I gave them each a Bonio, put them on leads, and then turned to find that the stable door had shut behind me. I was locked in.

I am pleased to say that the surrealism of this situation - being shut in a cold, dark Herefordshire stable with a pair of dogs, all three of us desperate for a pee, when I needed to be on the M6 heading for Wigan - did not escape me. But after I had chortled awhile, I began to weight up the seriousness of my predicament. After all, it might be some time before anyone heard me yelling to be let out.

Eventually, the power of prayer, combined with some sustained door-jiggling, got me out. I just made it to Wigan on time and then drove on to Southport, the town where I grew up and where Paddy and Milo are now living happily, and where the only chance of them re-offending is by bringing down the occasional elderly man walking on the beach in a sheepskin coat.

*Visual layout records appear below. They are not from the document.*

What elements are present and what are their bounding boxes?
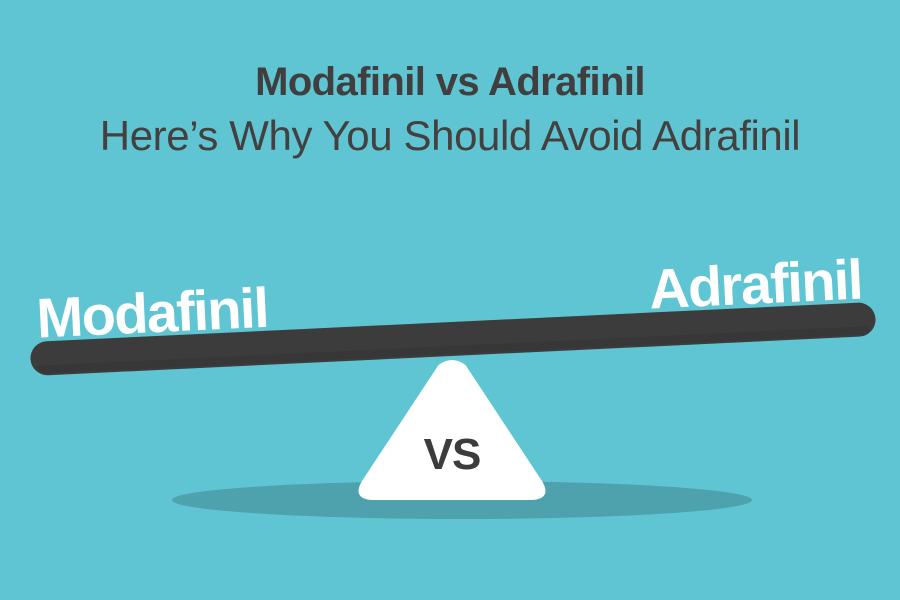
fulcrum-group: VS [352, 355, 552, 503]
versus-label: VS [352, 433, 552, 477]
seesaw-illustration: Modafinil Adrafinil VS [0, 0, 900, 600]
poster-canvas: Modafinil vs Adrafinil Here’s Why You Sh… [0, 0, 900, 600]
fulcrum-triangle-icon [352, 355, 552, 503]
seesaw-label-right: Adrafinil [648, 252, 863, 318]
seesaw-label-left: Modafinil [35, 280, 269, 347]
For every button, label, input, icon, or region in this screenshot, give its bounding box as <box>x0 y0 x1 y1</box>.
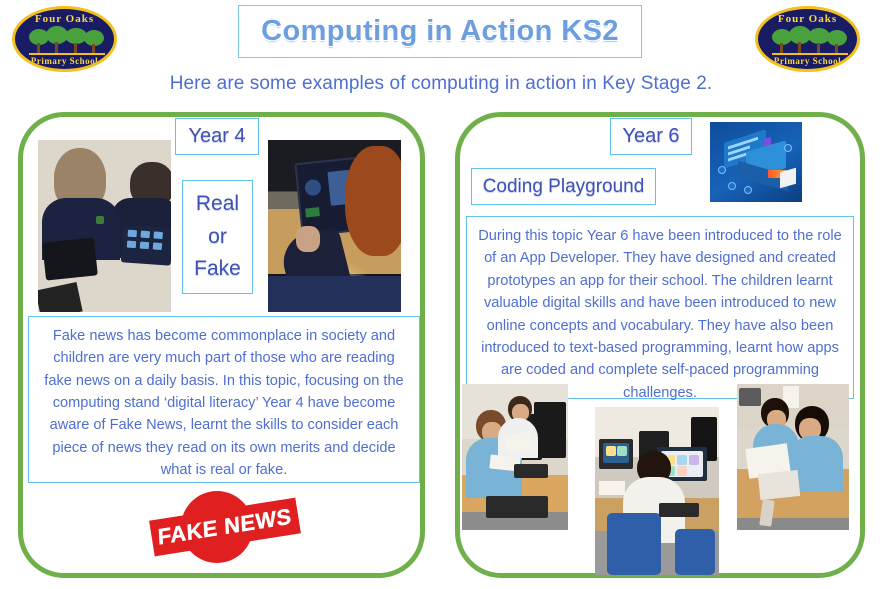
poster-page: Four Oaks Primary School Four Oaks <box>0 0 882 589</box>
page-title: Computing in Action KS2 <box>261 15 619 48</box>
school-logo-left: Four Oaks Primary School <box>12 6 117 72</box>
label-year-6: Year 6 <box>610 118 692 155</box>
page-subtitle: Here are some examples of computing in a… <box>0 73 882 95</box>
logo-top-text: Four Oaks <box>15 13 114 25</box>
oak-trees-icon <box>27 26 107 58</box>
label-real: Real <box>196 188 239 221</box>
logo-bottom-text: Primary School <box>758 56 857 66</box>
photo-pupils-at-computers-1 <box>462 384 568 530</box>
label-year-4-text: Year 4 <box>188 125 245 148</box>
page-title-box: Computing in Action KS2 <box>238 5 642 58</box>
label-year-6-text: Year 6 <box>622 125 679 148</box>
paragraph-year4: Fake news has become commonplace in soci… <box>39 325 409 481</box>
stamp-text: FAKE NEWS <box>157 503 292 550</box>
photo-pupil-at-laptop <box>595 407 719 575</box>
fake-news-stamp: FAKE NEWS <box>149 487 301 567</box>
label-year-4: Year 4 <box>175 118 259 155</box>
school-logo-right: Four Oaks Primary School <box>755 6 860 72</box>
photo-pupils-using-tablets <box>38 140 171 312</box>
paragraph-box-year6: During this topic Year 6 have been intro… <box>466 216 854 399</box>
label-real-or-fake: Real or Fake <box>182 180 253 294</box>
photo-pupils-at-computers-2 <box>737 384 849 530</box>
label-fake: Fake <box>194 253 241 286</box>
photo-pupil-photographing-tablet <box>268 140 401 312</box>
oak-trees-icon <box>770 26 850 58</box>
logo-bottom-text: Primary School <box>15 56 114 66</box>
paragraph-year6: During this topic Year 6 have been intro… <box>478 225 842 404</box>
label-coding-playground: Coding Playground <box>471 168 656 205</box>
label-coding-playground-text: Coding Playground <box>483 176 645 198</box>
paragraph-box-year4: Fake news has become commonplace in soci… <box>28 316 420 483</box>
coding-tech-illustration <box>710 122 802 202</box>
label-or: or <box>208 221 227 254</box>
logo-top-text: Four Oaks <box>758 13 857 25</box>
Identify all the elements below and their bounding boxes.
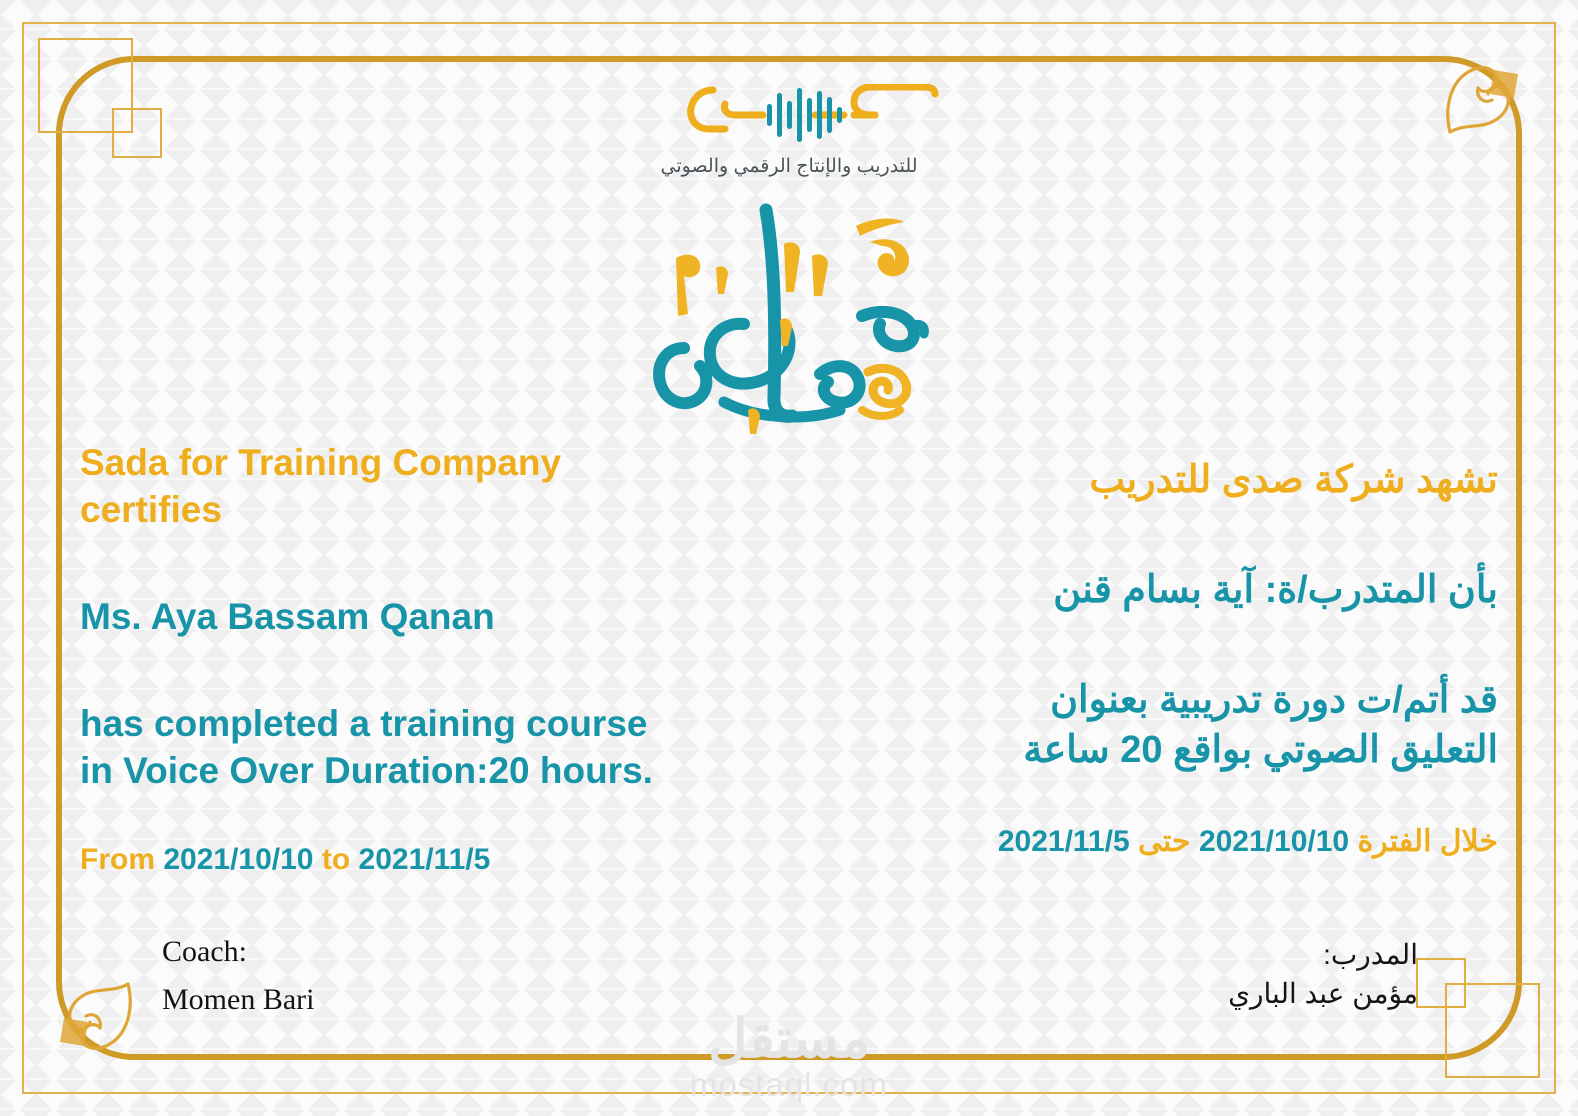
english-from-date-value: 2021/10/10: [163, 843, 313, 876]
arabic-body-line-1: قد أتم/ت دورة تدريبية بعنوان: [858, 675, 1498, 725]
english-to-date-space: [350, 843, 358, 876]
english-coach-name: Momen Bari: [162, 983, 314, 1017]
arabic-body-line-2: التعليق الصوتي بواقع 20 ساعة: [858, 725, 1498, 775]
english-body-line-2: in Voice Over Duration:20 hours.: [80, 748, 810, 795]
arabic-trainer-name: مؤمن عبد الباري: [1228, 977, 1418, 1010]
english-certifier-line-1: Sada for Training Company: [80, 440, 810, 487]
arabic-trainer-label: المدرب:: [1228, 938, 1418, 971]
arabic-certifier-line: تشهد شركة صدى للتدريب: [858, 455, 1498, 505]
english-to-label-space: [314, 843, 322, 876]
arabic-until-label: حتى: [1138, 825, 1191, 858]
arabic-from-date-value: 2021/10/10: [1199, 825, 1349, 858]
sada-audio-waveform-logo-icon: [639, 84, 939, 151]
english-recipient-name: Ms. Aya Bassam Qanan: [80, 594, 810, 641]
english-signature-block: Coach: Momen Bari: [162, 935, 314, 1017]
english-certifier-line-2: certifies: [80, 487, 810, 534]
english-body-line-1: has completed a training course: [80, 701, 810, 748]
arabic-period-label: خلال الفترة: [1357, 825, 1498, 858]
english-to-label: to: [322, 843, 350, 876]
spacer: [80, 534, 810, 594]
arabic-date-range: خلال الفترة 2021/10/10 حتى 2021/11/5: [858, 824, 1498, 859]
spacer: [858, 615, 1498, 675]
arabic-signature-block: المدرب: مؤمن عبد الباري: [1228, 938, 1418, 1010]
spacer: [80, 641, 810, 701]
mostaql-watermark: مستقل mostaql.com: [0, 1012, 1578, 1104]
brand-tagline: للتدريب والإنتاج الرقمي والصوتي: [0, 155, 1578, 178]
watermark-latin-text: mostaql.com: [0, 1066, 1578, 1104]
arabic-to-date-value: 2021/11/5: [998, 825, 1130, 858]
sp: [1130, 825, 1138, 858]
english-from-label: From: [80, 843, 155, 876]
english-to-date-value: 2021/11/5: [359, 843, 491, 876]
sp: [1191, 825, 1199, 858]
corner-square-bottom-right-small: [1416, 958, 1466, 1008]
english-content-column: Sada for Training Company certifies Ms. …: [80, 440, 810, 877]
brand-logo: للتدريب والإنتاج الرقمي والصوتي: [0, 84, 1578, 178]
spacer: [858, 505, 1498, 565]
spacer: [80, 795, 810, 843]
english-date-range: From 2021/10/10 to 2021/11/5: [80, 843, 810, 877]
certificate-title-calligraphy: [0, 196, 1578, 441]
spacer: [858, 776, 1498, 824]
arabic-content-column: تشهد شركة صدى للتدريب بأن المتدرب/ة: آية…: [858, 455, 1498, 859]
english-coach-label: Coach:: [162, 935, 314, 969]
corner-flourish-bottom-left-icon: [38, 956, 158, 1076]
corner-square-bottom-right-large: [1445, 983, 1540, 1078]
arabic-recipient-line: بأن المتدرب/ة: آية بسام قنن: [858, 565, 1498, 615]
watermark-arabic-text: مستقل: [0, 1012, 1578, 1066]
certificate-page: للتدريب والإنتاج الرقمي والصوتي: [0, 0, 1578, 1116]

Now, while all this was happening, my wife, Jane, was engaged in altogether

different but similarly surreal business. Her friend Rachel was getting married and another friend, Angeline, decided that it might be a laugh to buy Rachel some sex aids. Somehow or other, Angeline knew about a sex shop just outside Church Stretton, in Shropshire, and if that's not the oddest place for a sex shop, then I don*t know what is.

So, while I was still picking bits of straw off myself at the Wigan Athletic training ground, Jane and Angeline were waiting in the reception of a rural sex shop, having been told that they couldn't yet go in to look at the toys because there was a man in there who wanted privacy. Eventually he emerged, and what a denouement it would have been had he happened to be a vicar or magistrate of their acquaintance. In fact, they didn't recognise him, hard though they scrutinised him, while both pretending to look the other way.

That evening, swapping stories of our respective days, Jane and I agreed that country life is unpredictable, to say the least.